One of the standout improvements in Zen 5 is expected to be a dramatic increase in AVX performance, potentially leading to much higher Cinebench scores, a popular benchmarking tool. This would be a significant win for AMD’s marketing, given Cinebench’s wide usage.

AMD Zen 5 Nirvana

The Zen 5 architecture also plans to introduce new 16-core complexes, likely for Zen 5c CPU cores. This approach may lead to a variety of configurations in the Ryzen 8000 series, including hybrid models similar to Intel’s approach, offering up to 32 Zen 5c cores.

See also: Intel CPU Roadmap

Zen 6: Pushing the Boundaries Further

Zen 6 aims for a 10+% IPC gain over Zen 5, using 3nm/2nm silicon and adopting a new multi-die structure. This structure will fully embrace die stacking, potentially stacking CPU cores on top of an I/O die. The expected benefits include dramatically reduced latency, thanks to AMD’s new Infinity Fabric and fast silicon interconnects. AMD’s goal with Zen 6 is to achieve monolithic performance from chiplet-based designs, which could significantly impact latency-sensitive workloads like gaming.

Zen 6 plans to offer CPU core complexes with up to 32 total cores, paving the way for massive Zen 6 EPYC processors, a boon for data centers and high-performance computing.

AMD Ryzen 8000 “Granite Ridge” Desktop CPUs With Zen 5 In Late 2024

AMD Desktop Roadmap

The successor to the AMD Ryzen 7000 series, codenamed Raphael, will be the Ryzen 8000 series, known as Granite Ridge. These chips will utilize a mix of 4nm and 6nm nodes, with the 4nm process for the CCD and the 6nm for the IOD.

Granite Ridge is expected to launch in late 2024, as AMD continues to optimize its Zen 4 cores for the desktop segment. This transition marks a significant step in AMD’s CPU evolution, combining advanced node processes for optimal performance and efficiency.

AMD Zen Roadmap

Zen 5 architecture, launching in 2024, promises a completely new microarchitecture designed from the ground up.
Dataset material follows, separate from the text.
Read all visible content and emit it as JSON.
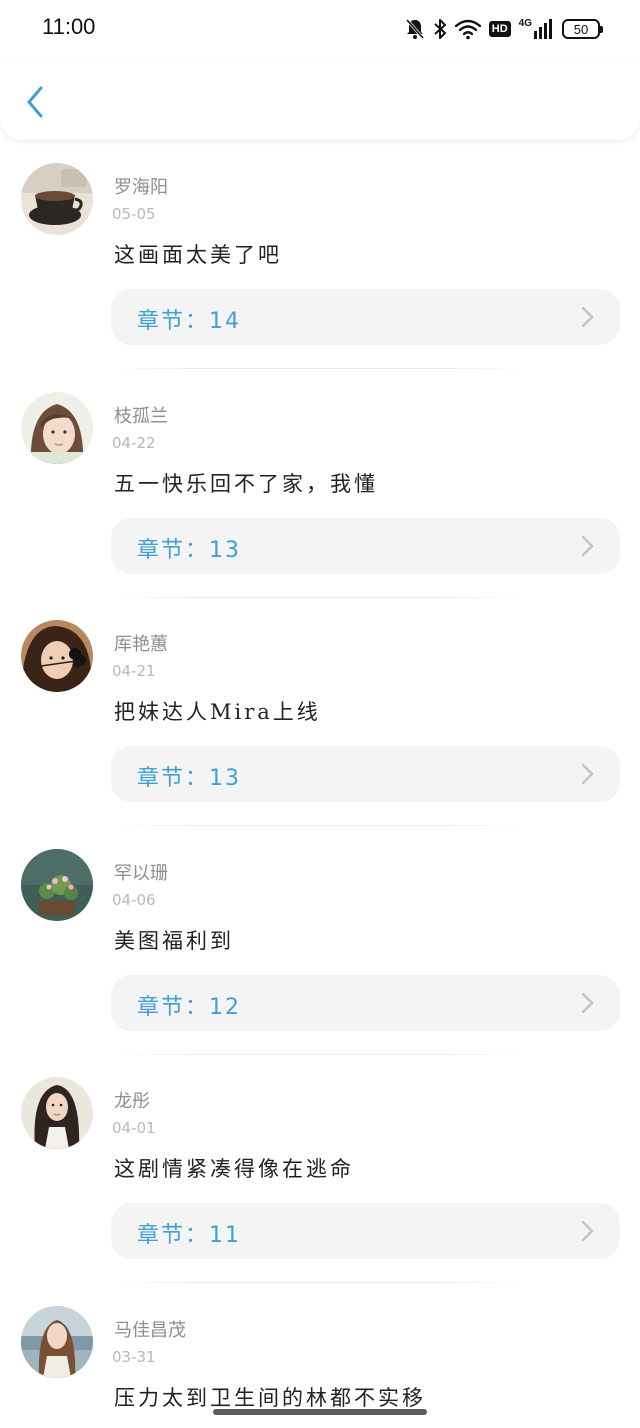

It focuses on delivering enhanced performance and efficiency, a re-pipelined front-end, and a wide issue.

Notably, it integrates AI and machine learning optimizations, a feature set to significantly impact computing capabilities. Zen 5 CPUs will come in three flavors: Zen 5, Zen 5 V-Cache, and Zen 5C, each tailored to specific performance and efficiency needs.

AMD Threadripper 8000 “Shimada Peak” HEDT CPUs With Zen 5 In 2025

Looking further ahead, AMD’s plans for the high-end desktop (HEDT) market are equally ambitious with the “Shimada Peak” chips set to replace the Storm Peak chips in the Threadripper 7000 family, due for launch later this year. These next-generation HEDT CPUs are expected to retain the same socket designs while offering a significant performance leap, courtesy of the new Zen 5 cores and a brand new cache design.

AMD’s Ryzen Threadripper 7000 CPUs could feature up to 96 cores, showcasing AMD’s commitment to pushing the limits of processor technology. Accompanied by the latest DDR5 and PCIe Gen 5 standards, these CPUs are poised to redefine high-performance computing.

In summary, AMD’s roadmap through 2024 and beyond is shaping up to be a thrilling journey in processor technology, with Zen 5 and Zen 6 poised to bring groundbreaking advancements in performance, efficiency, and computing capabilities.